The story told is a good one--very solid. There were no points in the novel that I felt uncomfortable, like I should really be a woman to read and love this book. I did like it very much, but I certainly think there was something lacking in my association with the characters. 

Katherine was born in Hamilton, Ontario in, I want to say, the 1940s. Her mother was white, her father Chinese. Interracial marriages were a definite no-no at this time, sadly, and her mother was arrested and institutionalized for "being incorrigible." She fought hard to get out and get her daughter back. Katherine grows up in poverty and falls in love with jazz music, becoming a very talented pianist playing in clubs underage. She goes on to marry and have three kids with T, a saxophonist who struggles with drug addiction and can't really commit to be present in Katherine and his children's lives. Katherine moves to New York with her kids to pursue her career as a jazz pianist and makes do as a single mother with very little money. 

Mahsa is a half-Afghani, half-American girl in Karachi whose parents are slain by her uncles for their family's honour.
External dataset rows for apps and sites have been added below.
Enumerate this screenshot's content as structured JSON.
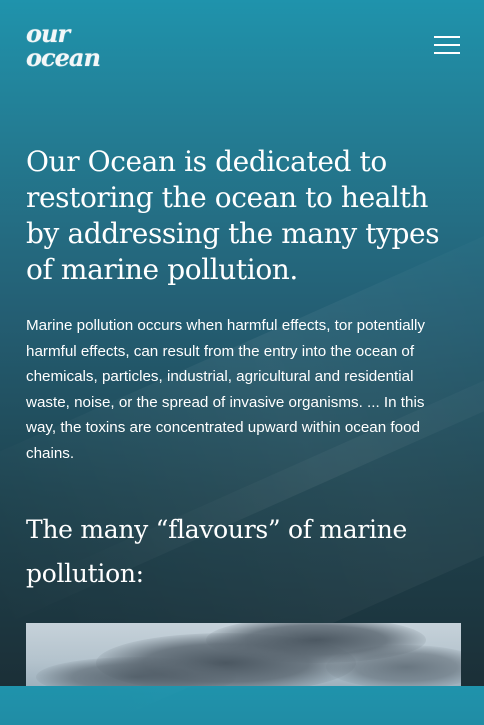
{
  "header": {
    "logo_line1": "our",
    "logo_line2": "ocean",
    "menu_icon": "hamburger-menu-icon"
  },
  "intro": {
    "heading": "Our Ocean is dedicated to restoring the ocean to health by addressing the many types of marine pollution.",
    "body": "Marine pollution occurs when harmful effects, tor potentially harmful effects, can result from the entry into the ocean of chemicals, particles, industrial, agricultural and residential waste, noise, or the spread of invasive organisms. ... In this way, the toxins are concentrated upward within ocean food chains."
  },
  "section": {
    "heading": "The many “flavours” of marine pollution:"
  },
  "colors": {
    "gradient_top": "#1f93ac",
    "gradient_bottom": "#1b2f37",
    "text": "#ffffff"
  }
}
She goes on to live with her other aunt and uncle (more accepting although not the ideal family for Westerners) and learns to play the piano. She meets Kamal, loses her virginity and gets pregnant. She, being a teenager, has an abortion and never tells Kamal--who she loves--about it. She decides she wants to move to Canada--Montreal, Quebec specifically--to study (at McGill.) There, she finds a freedom she had never experienced, embraces the Jazz scene and lives a life she only dreamed of. On a visit back to Pakistan, her dreams are dashed: her passport is stolen from her and she is forced to marry Ali--a business man whom she was promised to. Ali would bring his business to Montreal and the life that Mahsa knew would be no longer. They have two children in a loveless marriage. 

Mahsa meets Katherine on a trip to New York and they become best friends. They play piano and Katherine arranges for them to record together. Ali is not happy with Mahsa's creativity and does everything he can to stifle it. He decides that Mahsa is a bad influence on her daughter, Lailani, and sends her to live with her grandparents in Pakistan. In order to get her daughter back, Mahsa agrees to comply with her husband. Of course, she doesn't really...

There is a lot of overcoming in the novel. Katherine overcomes being a woman in a male-run Jazz scene, Mahsa overcomes the constraints of her husband. The story certainly has feminist undertones--whether it is overt or not, I'm not sure. I have no problem with that, as like many males of my generation, I happen to be a feminist. 

I think Echlin's purpose was to show that the archaic views of 1940s Canada continued into the 70s and is still prevalent in some parts of the world today. It's an important message to relay, and, hopefully, it will be a very foreign one sooner than later. 

It was a good book: not great, but good. I think that anyone can read it, whether male or female. 

I do wonder, however, if I would have appreciated it more if I'd had dealt with some of the struggles of being a woman.